Caffe Ladro is a coffee shop chain and roastery in the Seattle metropolitan area, in the U.S. state of Washington. Established in Seattle's Queen Anne neighborhood in 1994, the business operated fifteen locations as of 2017.

== Description ==
Caffe Ladro (Italian for "coffee thief") is a Seattle-based coffee shop chain and roastery. The business roasts its own coffee beans and bakes its own pastries at a central bakery. The menu has included "light meals" and vegetarian options.

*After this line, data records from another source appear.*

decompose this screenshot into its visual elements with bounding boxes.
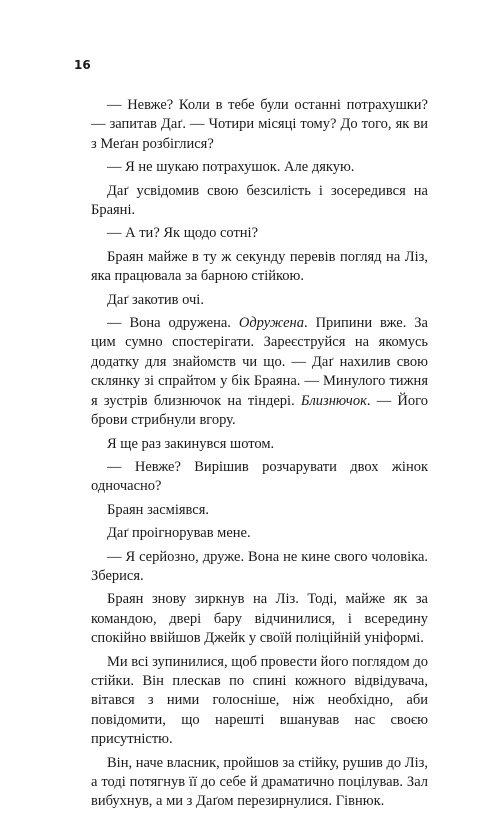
paragraph <box>91 248 428 287</box>
italic-text: Близнючок <box>300 392 367 409</box>
paragraph <box>91 435 428 454</box>
body-text <box>91 96 428 816</box>
text-run: . — Його брови стрибнули вгору. <box>91 392 428 429</box>
paragraph <box>91 524 428 543</box>
text-run: Він, наче власник, пройшов за стійку, рушив до Ліз, а тоді потягнув її до себе й драматично поцілував. Зал вибухнув, а ми з Даґом перезирнулися. Гівнюк. <box>91 754 428 810</box>
paragraph <box>91 548 428 587</box>
paragraph <box>91 653 428 750</box>
text-run: — А ти? Як щодо сотні? <box>107 225 259 242</box>
page-number: 16 <box>74 58 91 72</box>
paragraph <box>91 291 428 310</box>
paragraph <box>91 96 428 154</box>
text-run: Ми всі зупинилися, щоб провести його поглядом до стійки. Він плескав по спині кожного відвідувача, вітався з ними голосніше, ніж необхідно, аби повідомити, що нарешті вшанував нас своєю присутністю. <box>91 653 428 748</box>
paragraph <box>91 590 428 648</box>
paragraph <box>91 182 428 221</box>
text-run: Даґ усвідомив свою безсилість і зосередився на Браяні. <box>91 182 428 219</box>
text-run: Браян майже в ту ж секунду перевів погляд на Ліз, яка працювала за барною стійкою. <box>91 248 428 285</box>
text-run: Даґ проігнорував мене. <box>107 525 251 542</box>
text-run: Браян знову зиркнув на Ліз. Тоді, майже як за командою, двері бару відчинилися, і всередину спокійно ввійшов Джейк у своїй поліційній уніформі. <box>91 591 428 647</box>
text-run: . Припини вже. За цим сумно спостерігати. Зареєструйся на якомусь додатку для знайомств чи що. — Даґ нахилив свою склянку зі спрайтом у бік Браяна. — Минулого тижня я зустрів близнючок на тіндері. <box>91 315 428 409</box>
text-run: — Вона одружена. <box>107 315 239 332</box>
text-run: — Невже? Вирішив розчарувати двох жінок одночасно? <box>91 458 428 495</box>
paragraph <box>91 458 428 497</box>
text-run: — Невже? Коли в тебе були останні потрахушки? — запитав Даґ. — Чотири місяці тому? До того, як ви з Меґан розбіглися? <box>91 97 428 152</box>
paragraph <box>91 158 428 177</box>
paragraph <box>91 501 428 520</box>
italic-text: Одружена <box>238 315 304 332</box>
text-run: Я ще раз закинувся шотом. <box>107 435 275 452</box>
paragraph <box>91 314 428 430</box>
paragraph <box>91 754 428 812</box>
text-run: — Я не шукаю потрахушок. Але дякую. <box>107 159 355 176</box>
text-run: Браян засміявся. <box>107 501 210 518</box>
text-run: — Я серйозно, друже. Вона не кине свого чоловіка. Зберися. <box>91 548 428 584</box>
paragraph <box>91 224 428 243</box>
text-run: Даґ закотив очі. <box>107 291 204 308</box>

According to Moon Seattle (2019), the business is "known for high-quality coffee and consistent service". The Not for Tourists Guide to Seattle has said Caffe Ladro serves "strong coffee for the strong coffee drinker".

== History ==
Caffe Ladro was founded by Jack Kelly and Bob Ohly in 1994. In 2002 it became "the first multiple-unit chain in the country to sell 100 percent fair trade coffee". There were 16 locations as of 2022, and 18 locations as of 2023. In addition to Seattle, the business has operated in Kirkland.

Rachael Ray visited Caffe Ladro for a season 1 (2002) episode of $40 a Day.

In 2020, during the COVID-19 pandemic, the business released a special blend to support the Restaurant Workers' Community Foundation COVID-19 Emergency Relief Fund.

== Reception ==
Caffe Ladro won in the Best Independent Coffee Shop category of Seattle Magazines readers' choice poll in 2017. Callie Craighead included the business in Seattle Post-Intelligencer's 2021 overview of Seattle's best coffee shops and wrote, "Caffe Ladro is one of Seattle's bigger local chains that still manages to hit the nail on the head for quality drinks." Caffe Ladro was a finalist in the Bellevue Reporters Bell of Bellevue list in 2021. Allecia Vermillion included the business in Seattle Metropolitan's 2022 overview of a dozen "destination" coffee shops. Mia Salas included Caffe Ladro in Eat This, Not That's 2023 list of "9 Coffee Shop Chains with the Best Quality Coffee in America".